The basic style of Tusk's "produced" cuts is a luxuriant choral folk-rock -- as spacious as it is subtle -- whose misty swirls are organized around incredibly precise yet delicate rhythm tracks. Instead of using the standard pop embellishments (strings, synthesizers, horns, etc.), the bulk of the sweetening consists of hovering instrumentation and background vocals massively layered to approximate strings. This gorgeous, hushed, ethereal sound was introduced to pop with 10cc's "I'm Not in Love," and Fleetwood Mac first used in Rumours' "You Make Loving Fun." On Tusk, it's the band's signature. Buckingham's most commercial efforts -- the chiming folk ballads, "That's All for Everyone" and "Walk a Thine Line" -- deploy a choir in great dreamy waves. In McVie's "Brown Eyes," the blending of voices, guitars and keyboards into a plaintive "sha-la-la" bridge builds a mere scrap of a song into a magnificent castle in the air. "Brown Eyes" sounds as if it were invented for the production, rather than vice versa.

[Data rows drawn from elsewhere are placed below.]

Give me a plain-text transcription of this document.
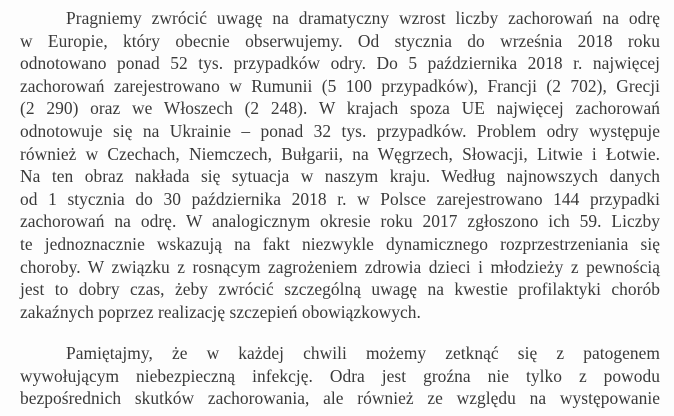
Pragniemy zwrócić uwagę na dramatyczny wzrost liczby zachorowań na odrę
w Europie, który obecnie obserwujemy. Od stycznia do września 2018 roku
odnotowano ponad 52 tys. przypadków odry. Do 5 października 2018 r. najwięcej
zachorowań zarejestrowano w Rumunii (5 100 przypadków), Francji (2 702), Grecji
(2 290) oraz we Włoszech (2 248). W krajach spoza UE najwięcej zachorowań
odnotowuje się na Ukrainie – ponad 32 tys. przypadków. Problem odry występuje
również w Czechach, Niemczech, Bułgarii, na Węgrzech, Słowacji, Litwie i Łotwie.
Na ten obraz nakłada się sytuacja w naszym kraju. Według najnowszych danych
od 1 stycznia do 30 października 2018 r. w Polsce zarejestrowano 144 przypadki
zachorowań na odrę. W analogicznym okresie roku 2017 zgłoszono ich 59. Liczby
te jednoznacznie wskazują na fakt niezwykle dynamicznego rozprzestrzeniania się
choroby. W związku z rosnącym zagrożeniem zdrowia dzieci i młodzieży z pewnością
jest to dobry czas, żeby zwrócić szczególną uwagę na kwestie profilaktyki chorób
zakaźnych poprzez realizację szczepień obowiązkowych.
Pamiętajmy, że w każdej chwili możemy zetknąć się z patogenem
wywołującym niebezpieczną infekcję. Odra jest groźna nie tylko z powodu
bezpośrednich skutków zachorowania, ale również ze względu na występowanie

About the only quality that Stevie Nicks and Christine McVie share is a die-hard romanticism. On Tusk, Nicks sounds more than ever like a West Coast Patti Smith. Her singing is noticeably hoarser than on Rumours, though she makes up some of what she's lost in control with a newfound histrionic urgency: "Angel" is an especially risky flirtation with hard rock. Nicks' finest compositions here are two lovely ballads, "Beautiful Child" and "Storms." Her other contributions, "Sara" and "Sisters of the Moon," weave personal symbolism and offbeat mythology into a near-impenetrable murk. There's a fine line between the exotic and the bizarre, and this would-be hippie sorceress skirts it perilously.
McVie is as dour and terse as Nicks is excitable and verbose. Her two best songs -- "Never Forget," a folk-style march, and "Never Make Me Cry," a mournful lullaby -- are lovely little gems of pure romantic ambiance. With a pure, dusky alto that's reminiscent of Sandy Denny, this woeful woman-child who's in perpetual pursuit of "daddy" evokes a timeless sadness.
Tusk finds Fleetwood Mac slightly tipsy from jet lag and fine wine, teetering about in the late-afternoon sun and making exquisite small talk. Surely, they must all be aware of the evanescence of the golden moment that this album has captured so majestically.
- Stephen Holden, Rolling Stone, 12/13/79.